- Questions are swirling in Washington about how Whitefish Energy, a two-person company in Montana, won a $300 million contract to rebuild Puerto Rico's hurricane-ravaged electrical grid.
- On Friday, both the White House and Interior Secretary Ryan Zinke sought to distance themselves from the contract, which was signed by Whitefish and Puerto Rico's public utility company.
- Zinke also said he welcomes "any and all investigations," which he promised would prove he had "no involvement" in the contract.
A $300 million contract recently awarded to a small Montana electrical company is threatening to become a big headache for the Trump administration.
Whitefish Energy, based in tiny Whitefish, Montana, had two full-time employees on Sept. 20, the day Hurricane Maria devastated Puerto Rico and destroyed much of the island's electrical grid.
But barely a month after the storm, on Oct. 19, Whitefish Energy announced that it had won a contract from the Puerto Rico Electric Power Authority (PREPA) to rebuild the island's electrical system.
The company claims that it won the contract, worth $300 million, in part due to its expertise in working on difficult terrain. It also said its business model is designed to rapidly scale up its workforce with subcontractors.
But questions about precisely how the contract was procured, and whether the company has any ties to another Whitefish native, Interior Secretary Ryan Zinke, are now the subject of multiple investigations, including two by Congress and another by the Federal Emergency Management Administration.
On Friday, questions about the contract reached all the way up to the White House, where press secretary Sarah Huckabee Sanders said the president had personally asked the interior secretary about the deal.
Since Whitefish Energy announced the PREPA contract last week, Zinke has categorically denied having anything to do with the small company winning such a lucrative deal. But this week, ties emerged between the interior secretary and Andy Techmanski, the CEO of Whitefish Energy, including that one of Zinke's sons had a summer job working for Techmanski.
On Friday, Zinke revealed that Whitefish Energy had contacted him at the Interior Department, but he said the contact occurred only after the company had won the contract with PREPA.

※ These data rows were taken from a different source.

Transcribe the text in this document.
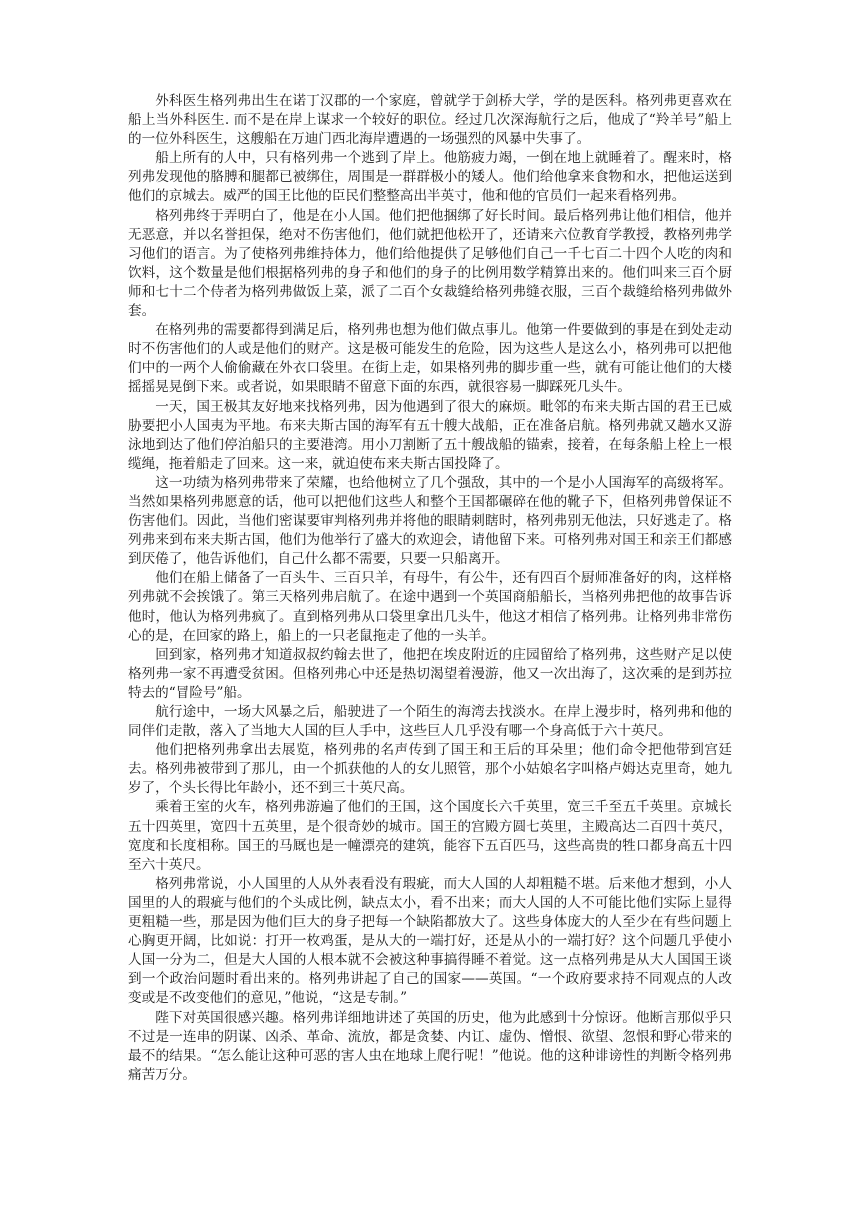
外科医生格列弗出生在诺丁汉郡的一个家庭，曾就学于剑桥大学，学的是医科。格列弗更喜欢在船上当外科医生. 而不是在岸上谋求一个较好的职位。经过几次深海航行之后，他成了“羚羊号”船上的一位外科医生，这艘船在万迪门西北海岸遭遇的一场强烈的风暴中失事了。

船上所有的人中，只有格列弗一个逃到了岸上。他筋疲力竭，一倒在地上就睡着了。醒来时，格列弗发现他的胳膊和腿都已被绑住，周围是一群群极小的矮人。他们给他拿来食物和水，把他运送到他们的京城去。威严的国王比他的臣民们整整高出半英寸，他和他的官员们一起来看格列弗。

格列弗终于弄明白了，他是在小人国。他们把他捆绑了好长时间。最后格列弗让他们相信，他并无恶意，并以名誉担保，绝对不伤害他们，他们就把他松开了，还请来六位教育学教授，教格列弗学习他们的语言。为了使格列弗维持体力，他们给他提供了足够他们自己一千七百二十四个人吃的肉和饮料，这个数量是他们根据格列弗的身子和他们的身子的比例用数学精算出来的。他们叫来三百个厨师和七十二个侍者为格列弗做饭上菜，派了二百个女裁缝给格列弗缝衣服，三百个裁缝给格列弗做外套。

在格列弗的需要都得到满足后，格列弗也想为他们做点事儿。他第一件要做到的事是在到处走动时不伤害他们的人或是他们的财产。这是极可能发生的危险，因为这些人是这么小，格列弗可以把他们中的一两个人偷偷藏在外衣口袋里。在街上走，如果格列弗的脚步重一些，就有可能让他们的大楼摇摇晃晃倒下来。或者说，如果眼睛不留意下面的东西，就很容易一脚踩死几头牛。

一天，国王极其友好地来找格列弗，因为他遇到了很大的麻烦。毗邻的布来夫斯古国的君王已威胁要把小人国夷为平地。布来夫斯古国的海军有五十艘大战船，正在准备启航。格列弗就又趟水又游泳地到达了他们停泊船只的主要港湾。用小刀割断了五十艘战船的锚索，接着，在每条船上栓上一根缆绳，拖着船走了回来。这一来，就迫使布来夫斯古国投降了。

这一功绩为格列弗带来了荣耀，也给他树立了几个强敌，其中的一个是小人国海军的高级将军。当然如果格列弗愿意的话，他可以把他们这些人和整个王国都碾碎在他的靴子下，但格列弗曾保证不伤害他们。因此，当他们密谋要审判格列弗并将他的眼睛刺瞎时，格列弗别无他法，只好逃走了。格列弗来到布来夫斯古国，他们为他举行了盛大的欢迎会，请他留下来。可格列弗对国王和亲王们都感到厌倦了，他告诉他们，自己什么都不需要，只要一只船离开。

他们在船上储备了一百头牛、三百只羊，有母牛，有公牛，还有四百个厨师准备好的肉，这样格列弗就不会挨饿了。第三天格列弗启航了。在途中遇到一个英国商船船长，当格列弗把他的故事告诉他时，他认为格列弗疯了。直到格列弗从口袋里拿出几头牛，他这才相信了格列弗。让格列弗非常伤心的是，在回家的路上，船上的一只老鼠拖走了他的一头羊。

回到家，格列弗才知道叔叔约翰去世了，他把在埃皮附近的庄园留给了格列弗，这些财产足以使格列弗一家不再遭受贫困。但格列弗心中还是热切渴望着漫游，他又一次出海了，这次乘的是到苏拉特去的“冒险号”船。

航行途中，一场大风暴之后，船驶进了一个陌生的海湾去找淡水。在岸上漫步时，格列弗和他的同伴们走散，落入了当地大人国的巨人手中，这些巨人几乎没有哪一个身高低于六十英尺。

他们把格列弗拿出去展览，格列弗的名声传到了国王和王后的耳朵里；他们命令把他带到宫廷去。格列弗被带到了那儿，由一个抓获他的人的女儿照管，那个小姑娘名字叫格卢姆达克里奇，她九岁了，个头长得比年龄小，还不到三十英尺高。

乘着王室的火车，格列弗游遍了他们的王国，这个国度长六千英里，宽三千至五千英里。京城长五十四英里，宽四十五英里，是个很奇妙的城市。国王的宫殿方圆七英里，主殿高达二百四十英尺，宽度和长度相称。国王的马厩也是一幢漂亮的建筑，能容下五百匹马，这些高贵的牲口都身高五十四至六十英尺。

格列弗常说，小人国里的人从外表看没有瑕疵，而大人国的人却粗糙不堪。后来他才想到，小人国里的人的瑕疵与他们的个头成比例，缺点太小，看不出来；而大人国的人不可能比他们实际上显得更粗糙一些，那是因为他们巨大的身子把每一个缺陷都放大了。这些身体庞大的人至少在有些问题上心胸更开阔，比如说：打开一枚鸡蛋，是从大的一端打好，还是从小的一端打好？这个问题几乎使小人国一分为二，但是大人国的人根本就不会被这种事搞得睡不着觉。这一点格列弗是从大人国国王谈到一个政治问题时看出来的。格列弗讲起了自己的国家——英国。“一个政府要求持不同观点的人改变或是不改变他们的意见，”他说，“这是专制。”

陛下对英国很感兴趣。格列弗详细地讲述了英国的历史，他为此感到十分惊讶。他断言那似乎只不过是一连串的阴谋、凶杀、革命、流放，都是贪婪、内讧、虚伪、憎恨、欲望、忽恨和野心带来的最不的结果。“怎么能让这种可恶的害人虫在地球上爬行呢！”他说。他的这种诽谤性的判断令格列弗痛苦万分。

In the same statement, Zinke said, "I had absolutely nothing to do with Whitefish Energy receiving a contract in Puerto Rico. Neither myself not anyone in my office has advocated for this company in anyway [sic]."
Hours before Zinke released his statement, President Donald Trump asked Zinke point-blank during a meeting at the White House whether he had anything to do with the tiny company winning such a large contract, Sanders later told reporters.
"He asked Zinke about Whitefish, and Zinke said the federal government, and specifically, he, had nothing to do with this," she said.
"This is a contract that was determined by the local authorities," she said. "The federal government has nothing to do with the contract or this process, and we'll look forward to seeing the results of an ongoing audit."
On Thursday, the contract itself was obtained by journalist Ken Klippenstein, who identified a number of unusual provisions in the deal, including a clause that bars the federal government from auditing the company's costs and profits.
The growing questions about Whitefish Energy's contract have also attracted the interest of Congress. On Wednesday, the ranking members of the Senate's Energy and Natural Resources Committee, and the Finance committee sent a letter to the Government Accountability Office, requesting an investigation of the contract's costs and bidding process.The following day, the House Energy and Commerce Committee requested similar documents and an in-person briefing from Whitefish Energy.
In a statement Friday evening, House Minority Leader Nancy Pelosi, D-Calif., demanded that the Whitefish contract be terminated immediately, calling it "inexcusable."
Zinke, meanwhile, said he supports an investigation into any alleged ties between Whitefish Energy and himself.
"I welcome any and all investigations into these allegations, and encourage the Interior Department's Inspector General to investigate this matter fully," he said in a statement.